Answer: It’s a new flu strain that’s begun circulating in Ohio, Indiana and other states around the U.S. So far this summer, it’s only spreading between infected pigs and people, which makes it a concern during county fair season.
Q: How serious is it?
A: So far, symptoms have been similar to a mild seasonal flu, with fever, cough, sore throat and body aches. Only one person has been hospitalized in Ohio, and that was for precautionary reasons, according to state health officials.
Q: Why shouldn’t I call it swine flu?
A: Because, though pigs are involved, the virus is actually a mixture of viruses that originated in different species. It can infect pigs and people, so calling it swine flu is inaccurate.
Q: How is it different from seasonal flu?
A: For now at least, it’s not spreading from person-to-person, the way seasonal flu does. That may change, since flu viruses can mutate easily. In terms of symptoms, H3N2v is similar to a mild seasonal flu.
Q: What’s being done to prevent this new virus from spreading?
A: Farmers and veterinarians are focusing on swine populations. At county fairs this year, veterinarians are routinely checking livestock exhibits for signs of sick pigs. And every year, vets randomly test pigs for signs of flu and other infections. Sick pigs are pulled out of exhibits, swabbed for testing purposes and quarantined. People who work with swine are being reminded to wash their hands frequently and report flu-like illnesses to their doctors. Fair-goers are urged to wash their hands after visiting the livestock barns and not to eat or drink in the barns because even if they don’t actually touch the animals, the virus could land on their food and be ingested if a sick animal coughs or sneezes.
Q: Can I get H3N2v from eating pork products?
A: No. The virus is not spread through pork meat.
Protecting yourself against the flu
With county fairs running into the first week of October in Ohio, ODA and ODH remind residents and visitors that fair attendance is safe. Those attending the fair should remember:
• Wash your hands frequently with soap and running water before and after exposure to animals.
• Never eat, drink or put things in your mouth in animal areas, and don’t take food or drink into animal areas.

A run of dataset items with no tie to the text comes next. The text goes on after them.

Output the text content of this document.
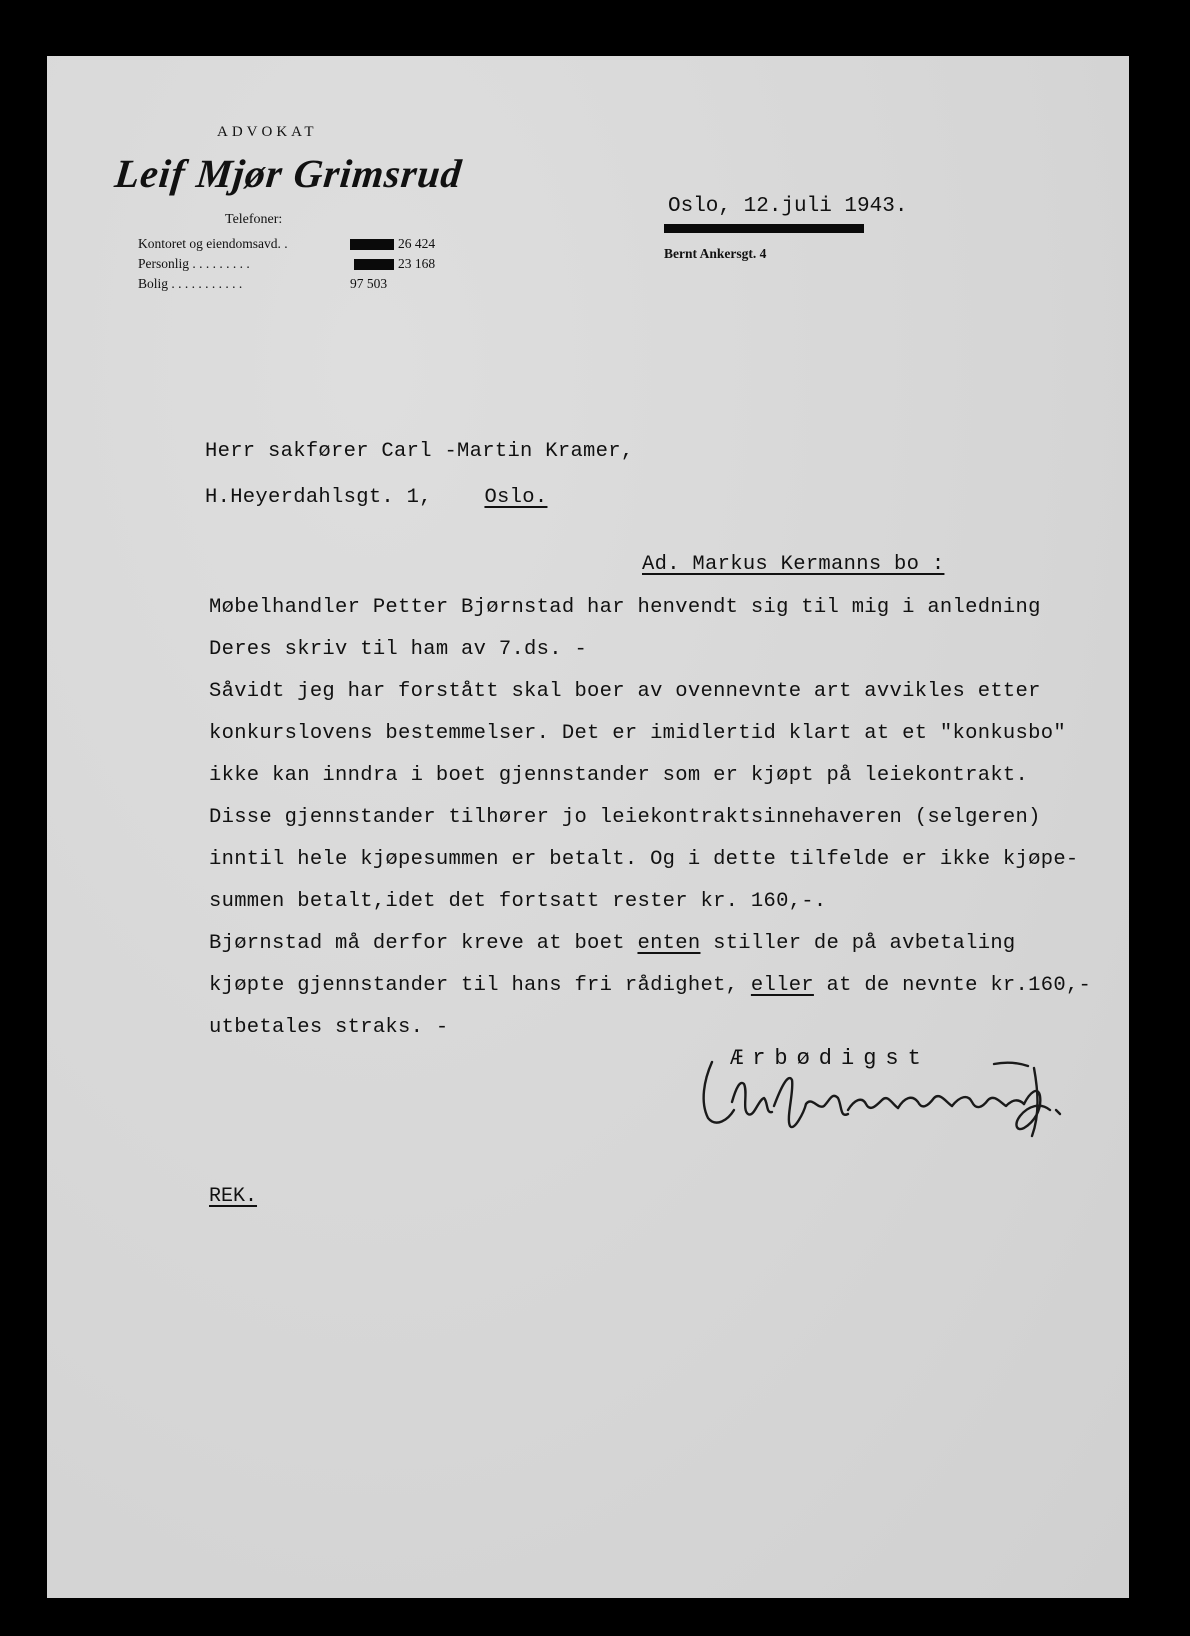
ADVOKAT
Leif Mjør Grimsrud
Telefoner:
Kontoret og eiendomsavd. .	26 424
Personlig . . . . . . . . .	23 168
Bolig . . . . . . . . . . .	97 503
Oslo, 12.juli 1943.
Bernt Ankersgt. 4
Herr sakfører Carl -Martin Kramer,
H.Heyerdahlsgt. 1,	Oslo.
Ad. Markus Kermanns bo :
Møbelhandler Petter Bjørnstad har henvendt sig til mig i anledning
Deres skriv til ham av 7.ds. -
Såvidt jeg har forstått skal boer av ovennevnte art avvikles etter
konkurslovens bestemmelser. Det er imidlertid klart at et "konkusbo"
ikke kan inndra i boet gjennstander som er kjøpt på leiekontrakt.
Disse gjennstander tilhører jo leiekontraktsinnehaveren (selgeren)
inntil hele kjøpesummen er betalt. Og i dette tilfelde er ikke kjøpe-
summen betalt,idet det fortsatt rester kr. 160,-.
Bjørnstad må derfor kreve at boet enten stiller de på avbetaling
kjøpte gjennstander til hans fri rådighet, eller at de nevnte kr.160,-
utbetales straks. -
Ærbødigst
REK.
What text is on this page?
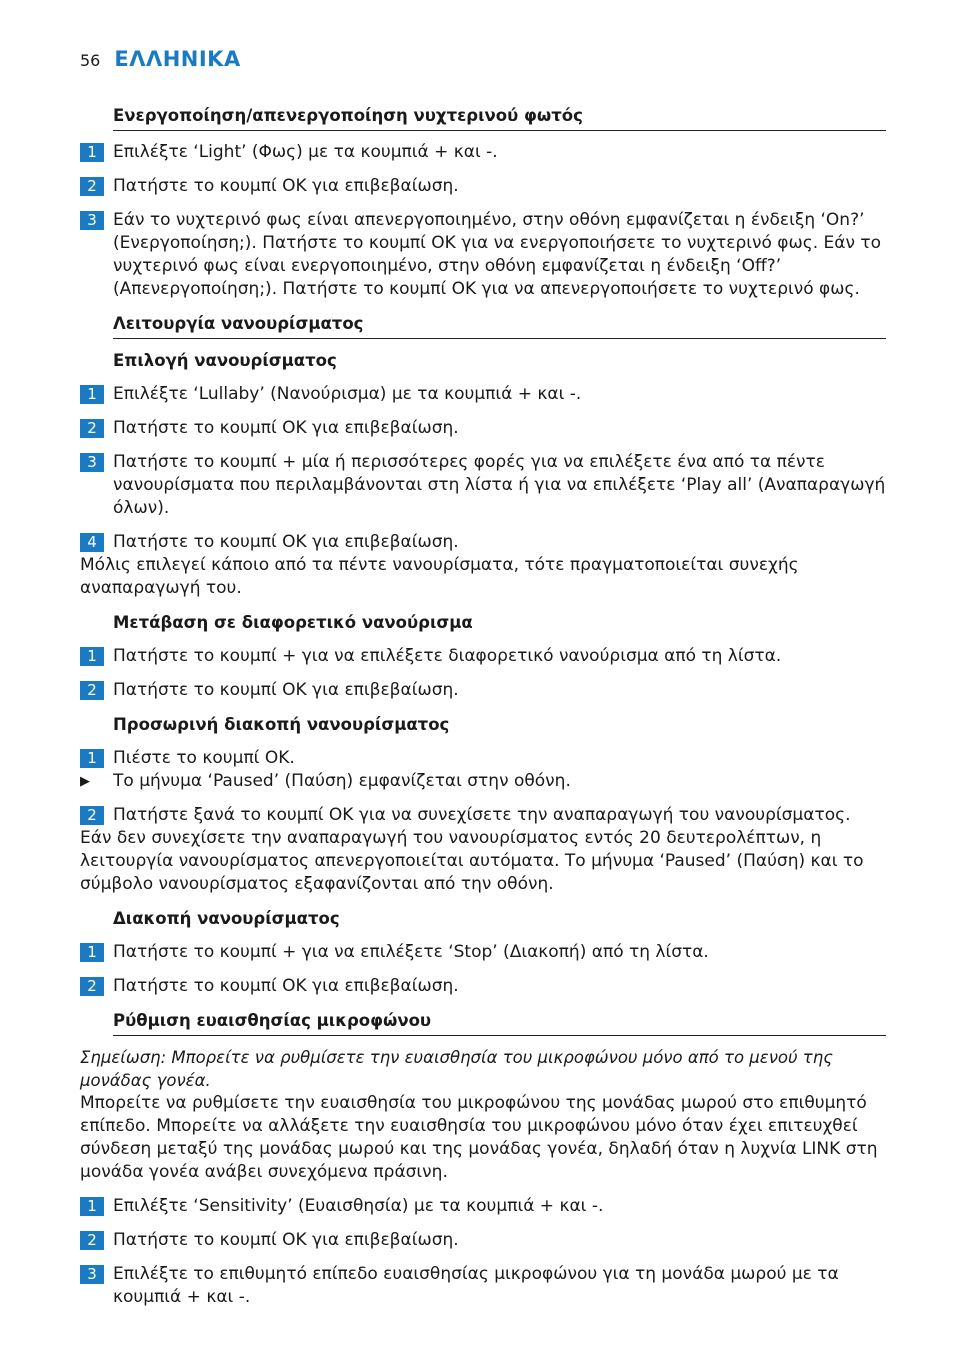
56 ΕΛΛΗΝΙΚΑ
Ενεργοποίηση/απενεργοποίηση νυχτερινού φωτός
1 Επιλέξτε ‘Light’ (Φως) με τα κουμπιά + και -.
2 Πατήστε το κουμπί OK για επιβεβαίωση.
3 Εάν το νυχτερινό φως είναι απενεργοποιημένο, στην οθόνη εμφανίζεται η ένδειξη ‘On?’ (Ενεργοποίηση;). Πατήστε το κουμπί OK για να ενεργοποιήσετε το νυχτερινό φως. Εάν το νυχτερινό φως είναι ενεργοποιημένο, στην οθόνη εμφανίζεται η ένδειξη ‘Off?’ (Απενεργοποίηση;). Πατήστε το κουμπί OK για να απενεργοποιήσετε το νυχτερινό φως.
Λειτουργία νανουρίσματος
Επιλογή νανουρίσματος
1 Επιλέξτε ‘Lullaby’ (Νανούρισμα) με τα κουμπιά + και -.
2 Πατήστε το κουμπί OK για επιβεβαίωση.
3 Πατήστε το κουμπί + μία ή περισσότερες φορές για να επιλέξετε ένα από τα πέντε νανουρίσματα που περιλαμβάνονται στη λίστα ή για να επιλέξετε ‘Play all’ (Αναπαραγωγή όλων).
4 Πατήστε το κουμπί OK για επιβεβαίωση.
Μόλις επιλεγεί κάποιο από τα πέντε νανουρίσματα, τότε πραγματοποιείται συνεχής αναπαραγωγή του.
Μετάβαση σε διαφορετικό νανούρισμα
1 Πατήστε το κουμπί + για να επιλέξετε διαφορετικό νανούρισμα από τη λίστα.
2 Πατήστε το κουμπί OK για επιβεβαίωση.
Προσωρινή διακοπή νανουρίσματος
1 Πιέστε το κουμπί OK.
▶	Το μήνυμα ‘Paused’ (Παύση) εμφανίζεται στην οθόνη.
2 Πατήστε ξανά το κουμπί OK για να συνεχίσετε την αναπαραγωγή του νανουρίσματος.
Εάν δεν συνεχίσετε την αναπαραγωγή του νανουρίσματος εντός 20 δευτερολέπτων, η λειτουργία νανουρίσματος απενεργοποιείται αυτόματα. Το μήνυμα ‘Paused’ (Παύση) και το σύμβολο νανουρίσματος εξαφανίζονται από την οθόνη.
Διακοπή νανουρίσματος
1 Πατήστε το κουμπί + για να επιλέξετε ‘Stop’ (Διακοπή) από τη λίστα.
2 Πατήστε το κουμπί OK για επιβεβαίωση.
Ρύθμιση ευαισθησίας μικροφώνου
Σημείωση: Μπορείτε να ρυθμίσετε την ευαισθησία του μικροφώνου μόνο από το μενού της μονάδας γονέα.
Μπορείτε να ρυθμίσετε την ευαισθησία του μικροφώνου της μονάδας μωρού στο επιθυμητό επίπεδο. Μπορείτε να αλλάξετε την ευαισθησία του μικροφώνου μόνο όταν έχει επιτευχθεί σύνδεση μεταξύ της μονάδας μωρού και της μονάδας γονέα, δηλαδή όταν η λυχνία LINK στη μονάδα γονέα ανάβει συνεχόμενα πράσινη.
1 Επιλέξτε ‘Sensitivity’ (Ευαισθησία) με τα κουμπιά + και -.
2 Πατήστε το κουμπί OK για επιβεβαίωση.
3 Επιλέξτε το επιθυμητό επίπεδο ευαισθησίας μικροφώνου για τη μονάδα μωρού με τα κουμπιά + και -.
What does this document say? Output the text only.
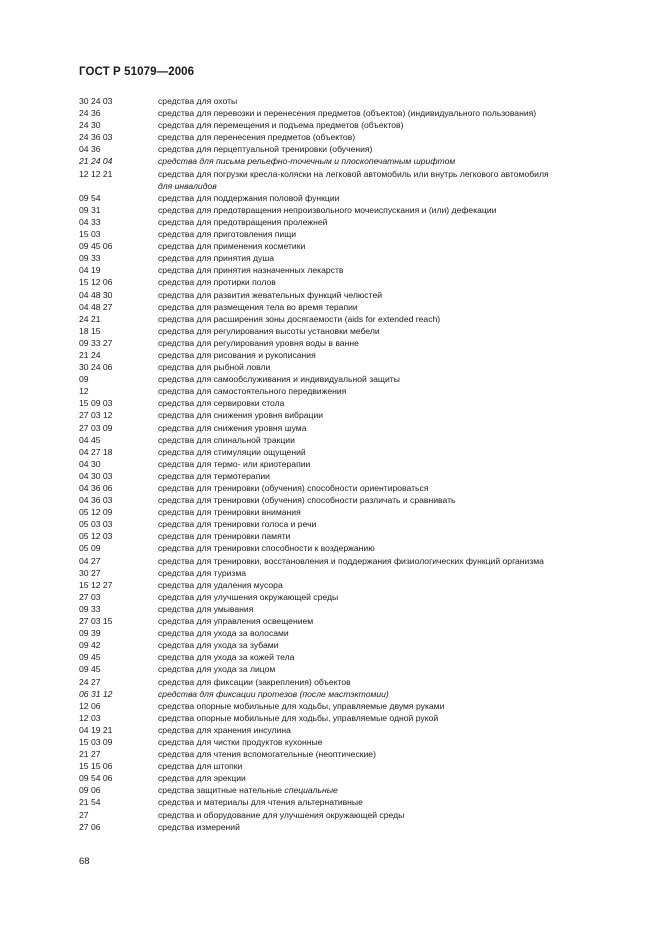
ГОСТ Р 51079—2006
30 24 03	средства для охоты
24 36	средства для перевозки и перенесения предметов (объектов) (индивидуального пользования)
24 30	средства для перемещения и подъема предметов (объектов)
24 36 03	средства для перенесения предметов (объектов)
04 36	средства для перцептуальной тренировки (обучения)
21 24 04	средства для письма рельефно-точечным и плоскопечатным шрифтом
12 12 21	средства для погрузки кресла-коляски на легковой автомобиль или внутрь легкового автомобиля
для инвалидов
09 54	средства для поддержания половой функции
09 31	средства для предотвращения непроизвольного мочеиспускания и (или) дефекации
04 33	средства для предотвращения пролежней
15 03	средства для приготовления пищи
09 45 06	средства для применения косметики
09 33	средства для принятия душа
04 19	средства для принятия назначенных лекарств
15 12 06	средства для протирки полов
04 48 30	средства для развития жевательных функций челюстей
04 48 27	средства для размещения тела во время терапии
24 21	средства для расширения зоны досягаемости (aids for extended reach)
18 15	средства для регулирования высоты установки мебели
09 33 27	средства для регулирования уровня воды в ванне
21 24	средства для рисования и рукописания
30 24 06	средства для рыбной ловли
09	средства для самообслуживания и индивидуальной защиты
12	средства для самостоятельного передвижения
15 09 03	средства для сервировки стола
27 03 12	средства для снижения уровня вибрации
27 03 09	средства для снижения уровня шума
04 45	средства для спинальной тракции
04 27 18	средства для стимуляции ощущений
04 30	средства для термо- или криотерапии
04 30 03	средства для термотерапии
04 36 06	средства для тренировки (обучения) способности ориентироваться
04 36 03	средства для тренировки (обучения) способности различать и сравнивать
05 12 09	средства для тренировки внимания
05 03 03	средства для тренировки голоса и речи
05 12 03	средства для тренировки памяти
05 09	средства для тренировки способности к воздержанию
04 27	средства для тренировки, восстановления и поддержания физиологических функций организма
30 27	средства для туризма
15 12 27	средства для удаления мусора
27 03	средства для улучшения окружающей среды
09 33	средства для умывания
27 03 15	средства для управления освещением
09 39	средства для ухода за волосами
09 42	средства для ухода за зубами
09 45	средства для ухода за кожей тела
09 45	средства для ухода за лицом
24 27	средства для фиксации (закрепления) объектов
06 31 12	средства для фиксации протезов (после мастэктомии)
12 06	средства опорные мобильные для ходьбы, управляемые двумя руками
12 03	средства опорные мобильные для ходьбы, управляемые одной рукой
04 19 21	средства для хранения инсулина
15 03 09	средства для чистки продуктов кухонные
21 27	средства для чтения вспомогательные (неоптические)
15 15 06	средства для штопки
09 54 06	средства для эрекции
09 06	средства защитные нательные специальные
21 54	средства и материалы для чтения альтернативные
27	средства и оборудование для улучшения окружающей среды
27 06	средства измерений
68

• Young children, pregnant women, people 65 and older and people with weakened immune systems should be extra careful around animals.
• If you have animals – including swine – watch them for signs of illness and call a veterinarian if you suspect they might be sick.
• Avoid close contact with animals that look or act ill, when possible.
• Avoid contact with swine if you are experiencing flu-like symptoms.